J’aurais pu lui avouer que je me faisais du souci pour mon jeune chat téméraire mais j’imagine que j’aurais eu l’air encore plus idiot à ses yeux . Enfin, si c’est possible. Or, j’implore l’amour de chacun à mon égard (même celui, j’en ai peur, des drogués manifestes). Aussi, ai-je pris le parti de répondre franchement à sa question de merde, comme si elle ne contenait pas le moindre sous-entendu :

– Si je me sens bien ? Pas super bien, non, en vérité… avouai-je d’un air grave. Je viens d’apprendre que je suis « cas contact ». J’ai reçu un mail de la caisse primaire d’assurance maladie. Ils sont formels : j’ai été en contact rapproché avec une personne porteuse du virus et je présente un risque de contamination. Je suis encore sous le choc.

– Coup dur, mec, commenta le voisin, sans grande inspiration.

– Ma propre CAF… Personne ne m’avait encore jamais parlé sur ce ton. C’est la première fois que je représente un risque tout court, je crois.

– Quelqu’un vous a balancé, c’est tout…

– Vous croyez ?

– Ah ben alors là, sûr et certain, mon vieux… Y’a comme qui dirait une vilaine taupe, dans votre entourage.
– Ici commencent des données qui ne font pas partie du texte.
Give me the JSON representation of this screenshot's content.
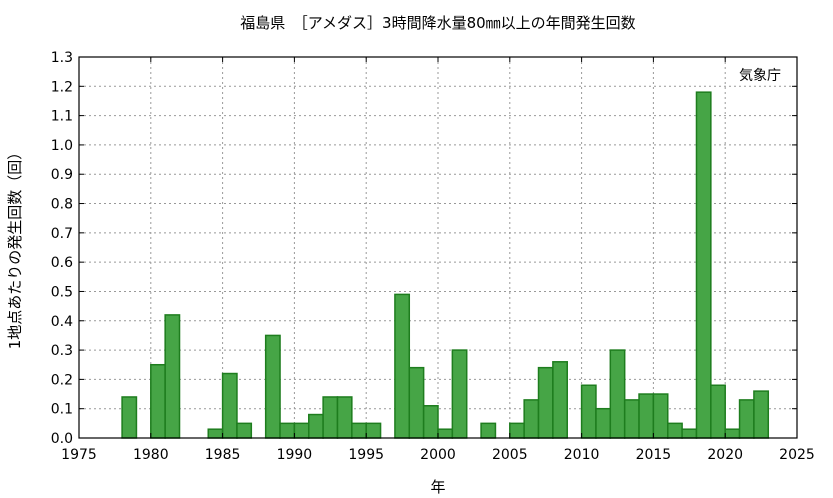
{
  "chart_data": {
    "type": "bar",
    "title": "福島県　［アメダス］3時間降水量80㎜以上の年間発生回数",
    "xlabel": "年",
    "ylabel": "1地点あたりの発生回数（回）",
    "annotation": "気象庁",
    "xlim": [
      1975,
      2025
    ],
    "ylim": [
      0,
      1.3
    ],
    "xticks": [
      "1975",
      "1980",
      "1985",
      "1990",
      "1995",
      "2000",
      "2005",
      "2010",
      "2015",
      "2020",
      "2025"
    ],
    "yticks": [
      "0.0",
      "0.1",
      "0.2",
      "0.3",
      "0.4",
      "0.5",
      "0.6",
      "0.7",
      "0.8",
      "0.9",
      "1.0",
      "1.1",
      "1.2",
      "1.3"
    ],
    "grid": true,
    "bar_color": "#46a546",
    "bar_edge_color": "#1e7d1e",
    "x": [
      1979,
      1981,
      1982,
      1985,
      1986,
      1987,
      1989,
      1990,
      1991,
      1992,
      1993,
      1994,
      1995,
      1996,
      1998,
      1999,
      2000,
      2001,
      2002,
      2004,
      2006,
      2007,
      2008,
      2009,
      2011,
      2012,
      2013,
      2014,
      2015,
      2016,
      2017,
      2018,
      2019,
      2020,
      2021,
      2022,
      2023
    ],
    "values": [
      0.14,
      0.25,
      0.42,
      0.03,
      0.22,
      0.05,
      0.35,
      0.05,
      0.05,
      0.08,
      0.14,
      0.14,
      0.05,
      0.05,
      0.49,
      0.24,
      0.11,
      0.03,
      0.3,
      0.05,
      0.05,
      0.13,
      0.24,
      0.26,
      0.18,
      0.1,
      0.3,
      0.13,
      0.15,
      0.15,
      0.05,
      0.03,
      1.18,
      0.18,
      0.03,
      0.13,
      0.16
    ]
  }
}
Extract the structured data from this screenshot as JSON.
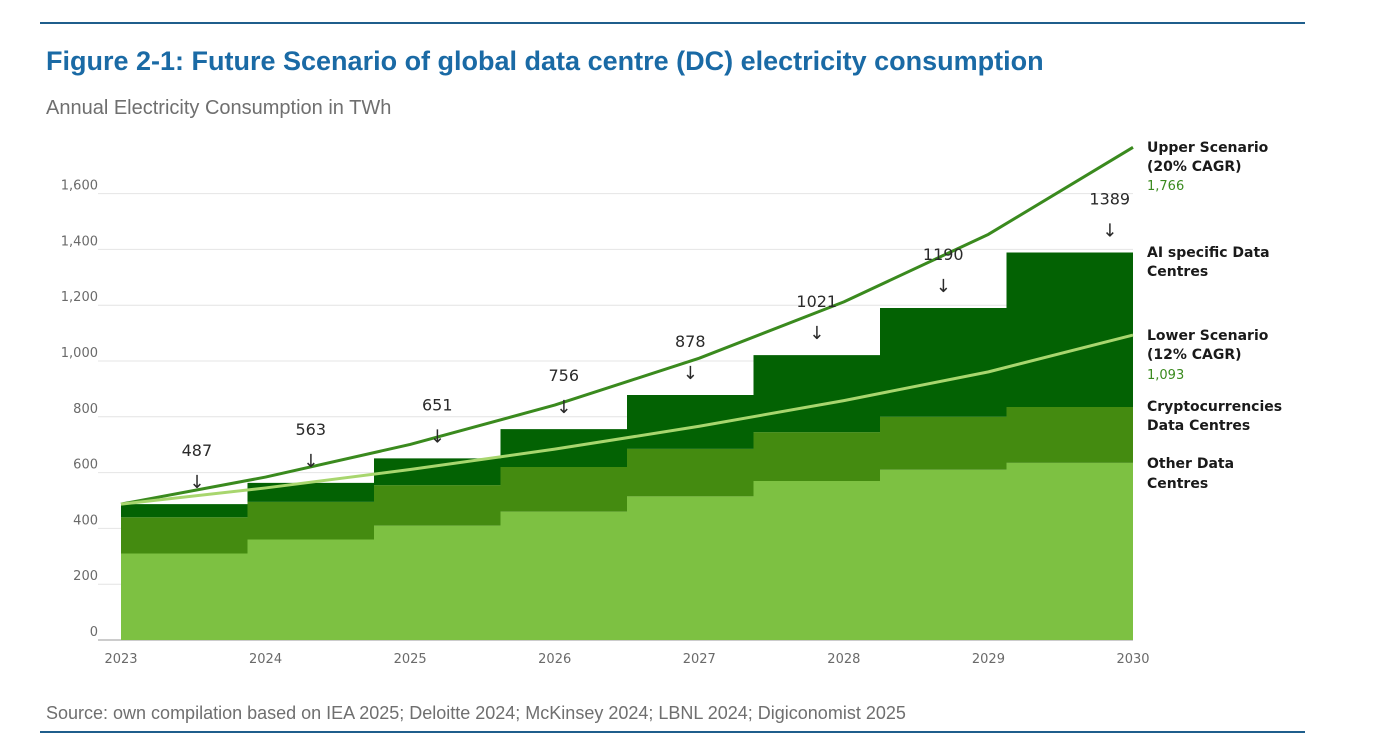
{
  "figure": {
    "title": "Figure 2-1: Future Scenario of global data centre (DC) electricity consumption",
    "subtitle": "Annual Electricity Consumption in TWh",
    "source": "Source: own compilation based on IEA 2025; Deloitte 2024; McKinsey 2024; LBNL 2024; Digiconomist 2025"
  },
  "chart_data": {
    "type": "area",
    "title": "",
    "xlabel": "",
    "ylabel": "",
    "x": [
      "2023",
      "2024",
      "2025",
      "2026",
      "2027",
      "2028",
      "2029",
      "2030"
    ],
    "ylim": [
      0,
      1766
    ],
    "y_ticks": [
      0,
      200,
      400,
      600,
      800,
      1000,
      1200,
      1400,
      1600
    ],
    "y_tick_labels": [
      "0",
      "200",
      "400",
      "600",
      "800",
      "1,000",
      "1,200",
      "1,400",
      "1,600"
    ],
    "grid": true,
    "legend_position": "right",
    "stacked_series": [
      {
        "name": "Other Data Centres",
        "color": "#7dc142",
        "values": [
          310,
          360,
          410,
          460,
          515,
          570,
          610,
          635
        ]
      },
      {
        "name": "Cryptocurrencies Data Centres",
        "color": "#448b10",
        "values": [
          130,
          135,
          145,
          160,
          170,
          175,
          190,
          200
        ]
      },
      {
        "name": "AI specific Data Centres",
        "color": "#036203",
        "values": [
          47,
          68,
          96,
          136,
          193,
          276,
          390,
          554
        ]
      }
    ],
    "totals": [
      487,
      563,
      651,
      756,
      878,
      1021,
      1190,
      1389
    ],
    "total_labels": [
      "487",
      "563",
      "651",
      "756",
      "878",
      "1021",
      "1190",
      "1389"
    ],
    "line_series": [
      {
        "name": "Upper Scenario (20% CAGR)",
        "name_lines": [
          "Upper Scenario",
          "(20% CAGR)"
        ],
        "end_label": "1,766",
        "color": "#3a8a1e",
        "values": [
          487,
          584,
          701,
          842,
          1010,
          1212,
          1454,
          1766
        ]
      },
      {
        "name": "Lower Scenario (12% CAGR)",
        "name_lines": [
          "Lower Scenario",
          "(12% CAGR)"
        ],
        "end_label": "1,093",
        "color": "#a8d66e",
        "values": [
          487,
          545,
          611,
          684,
          766,
          858,
          961,
          1093
        ]
      }
    ],
    "area_labels": [
      {
        "lines": [
          "AI specific Data",
          "Centres"
        ]
      },
      {
        "lines": [
          "Cryptocurrencies",
          "Data Centres"
        ]
      },
      {
        "lines": [
          "Other Data",
          "Centres"
        ]
      }
    ],
    "arrow_glyph": "↓"
  }
}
– Merde alors… murmurai-je en jetant un rapide coup d’œil vers le salon, afin de vérifier si ma femme s’y trouvait. Elle ne s’y trouvait pas le moins du monde. Sans doute était-elle enfermée aux toilettes, un talkie walkie de fabrication militaire à la main (qu’elle planquait entre deux serviettes dans le tiroir sous le lavabo), offrant mon signalement au Ministère de l’égalité Hommes Femmes ou quelque chose de ce goût-là.
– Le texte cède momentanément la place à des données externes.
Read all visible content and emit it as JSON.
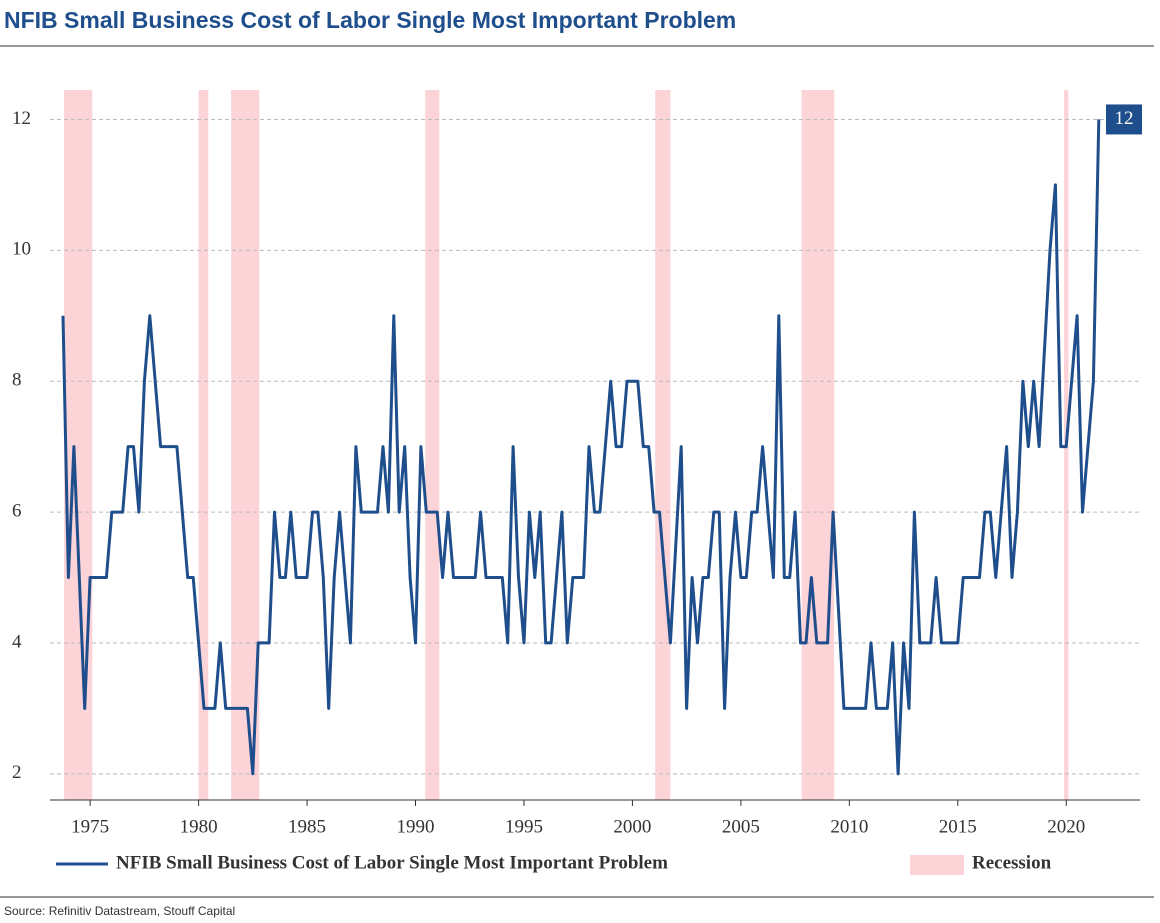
{
  "chart_data": {
    "type": "line",
    "title": "NFIB Small Business Cost of Labor Single Most Important Problem",
    "source": "Source: Refinitiv Datastream, Stouff Capital",
    "x": [
      1973.75,
      1974.0,
      1974.25,
      1974.75,
      1975.0,
      1975.75,
      1976.0,
      1976.5,
      1976.75,
      1977.0,
      1977.25,
      1977.5,
      1977.75,
      1978.25,
      1979.0,
      1979.5,
      1979.75,
      1980.25,
      1980.75,
      1981.0,
      1981.25,
      1982.25,
      1982.5,
      1982.75,
      1983.25,
      1983.5,
      1983.75,
      1984.0,
      1984.25,
      1984.5,
      1985.0,
      1985.25,
      1985.5,
      1985.75,
      1986.0,
      1986.25,
      1986.5,
      1987.0,
      1987.25,
      1987.5,
      1988.25,
      1988.5,
      1988.75,
      1989.0,
      1989.25,
      1989.5,
      1989.75,
      1990.0,
      1990.25,
      1990.5,
      1991.0,
      1991.25,
      1991.5,
      1991.75,
      1992.75,
      1993.0,
      1993.25,
      1994.0,
      1994.25,
      1994.5,
      1994.75,
      1995.0,
      1995.25,
      1995.5,
      1995.75,
      1996.0,
      1996.25,
      1996.75,
      1997.0,
      1997.25,
      1997.75,
      1998.0,
      1998.25,
      1998.5,
      1999.0,
      1999.25,
      1999.5,
      1999.75,
      2000.25,
      2000.5,
      2000.75,
      2001.0,
      2001.25,
      2001.75,
      2002.25,
      2002.5,
      2002.75,
      2003.0,
      2003.25,
      2003.5,
      2003.75,
      2004.0,
      2004.25,
      2004.5,
      2004.75,
      2005.0,
      2005.25,
      2005.5,
      2005.75,
      2006.0,
      2006.5,
      2006.75,
      2007.0,
      2007.25,
      2007.5,
      2007.75,
      2008.0,
      2008.25,
      2008.5,
      2009.0,
      2009.25,
      2009.75,
      2010.75,
      2011.0,
      2011.25,
      2011.75,
      2012.0,
      2012.25,
      2012.5,
      2012.75,
      2013.0,
      2013.25,
      2013.75,
      2014.0,
      2014.25,
      2015.0,
      2015.25,
      2016.0,
      2016.25,
      2016.5,
      2016.75,
      2017.25,
      2017.5,
      2017.75,
      2018.0,
      2018.25,
      2018.5,
      2018.75,
      2019.25,
      2019.5,
      2019.75,
      2020.0,
      2020.5,
      2020.75,
      2021.25,
      2021.5
    ],
    "series": [
      {
        "name": "NFIB Small Business Cost of Labor Single Most Important Problem",
        "color": "#1f4e8c",
        "values": [
          9,
          5,
          7,
          3,
          5,
          5,
          6,
          6,
          7,
          7,
          6,
          8,
          9,
          7,
          7,
          5,
          5,
          3,
          3,
          4,
          3,
          3,
          2,
          4,
          4,
          6,
          5,
          5,
          6,
          5,
          5,
          6,
          6,
          5,
          3,
          5,
          6,
          4,
          7,
          6,
          6,
          7,
          6,
          9,
          6,
          7,
          5,
          4,
          7,
          6,
          6,
          5,
          6,
          5,
          5,
          6,
          5,
          5,
          4,
          7,
          5,
          4,
          6,
          5,
          6,
          4,
          4,
          6,
          4,
          5,
          5,
          7,
          6,
          6,
          8,
          7,
          7,
          8,
          8,
          7,
          7,
          6,
          6,
          4,
          7,
          3,
          5,
          4,
          5,
          5,
          6,
          6,
          3,
          5,
          6,
          5,
          5,
          6,
          6,
          7,
          5,
          9,
          5,
          5,
          6,
          4,
          4,
          5,
          4,
          4,
          6,
          3,
          3,
          4,
          3,
          3,
          4,
          2,
          4,
          3,
          6,
          4,
          4,
          5,
          4,
          4,
          5,
          5,
          6,
          6,
          5,
          7,
          5,
          6,
          8,
          7,
          8,
          7,
          10,
          11,
          7,
          7,
          9,
          6,
          8,
          12
        ]
      }
    ],
    "recession": {
      "name": "Recession",
      "color": "#fcd3d6",
      "ranges": [
        [
          1973.8,
          1975.1
        ],
        [
          1980.0,
          1980.45
        ],
        [
          1981.5,
          1982.8
        ],
        [
          1990.45,
          1991.1
        ],
        [
          2001.05,
          2001.75
        ],
        [
          2007.8,
          2009.3
        ],
        [
          2019.9,
          2020.1
        ]
      ]
    },
    "xlim": [
      1973.15,
      2023.4
    ],
    "ylim": [
      1.6,
      12.45
    ],
    "xticks": [
      1975,
      1980,
      1985,
      1990,
      1995,
      2000,
      2005,
      2010,
      2015,
      2020
    ],
    "yticks": [
      2,
      4,
      6,
      8,
      10,
      12
    ],
    "grid": true
  }
}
– Ouais… poursuivit le voisin. Une poucave. Un sale mouchard.

– Mais j’aurais jamais cru que…

– Un indic. Un Judas…

– Vous ne dites tout de même pas que…

– Un sycophante, même, si ça se trouve ! s’exclama d’une voix tonitruante le distingué (et néanmoins toxicomane) linguiste.

– Bordel, mais où avez-vous donc appris cet authentique vocabulaire de rue ?

– J’ai grandi à Montreuil, c’est bon, calme toi.

Voilà à quel genre de discussion absurde j’étais une nouvelle fois confronté, hier soir, 20 heures, à la lucarne étroite de mon appartement de location. Il faisait un peu moins beau qu’en avril et j’étais un peu pluvieux, moi aussi (mais toujours poète). Quoi qu’il en soit, je n’applaudissais pas. Je n’applaudissais pas davantage que la dernière fois. On a quand même beaucoup appris depuis le premier confinement. Que reste-t-il à applaudir, d’ailleurs ? L’espoir a disparu, emporté, tel un vulgaire morceau de bois flotté dans le déferlement de cette deuxième vague, « une vague plus meurtrière, encore, que la première » (Anxiété et Constipation Magazine, août 2020).

Nous ne sommes encore qu’au début de ce mois de novembre…

Winter is coming, murmurent les barbus à trottinette électrique (avec un sourire énigmatique et narquois). Quoi qu’il en soit, le marché de Noël de la ville de Strasbourg a déjà été annulé, ce qui n’était pas arrivé depuis 1571 (because la Grande Peste : aucune mesure de prévention, pas de mise en quarantaine, tout individu atteint par la maladie succombait en moins d’une semaine) (comme quoi, on invente jamais rien, c’est lassant). Oui certes, nous nous apprêtons à passer un hiver très heroic fantasy ; assez médiéval à bien des égards, si l’on considère la déréliction des mœurs et le taux de mortalité.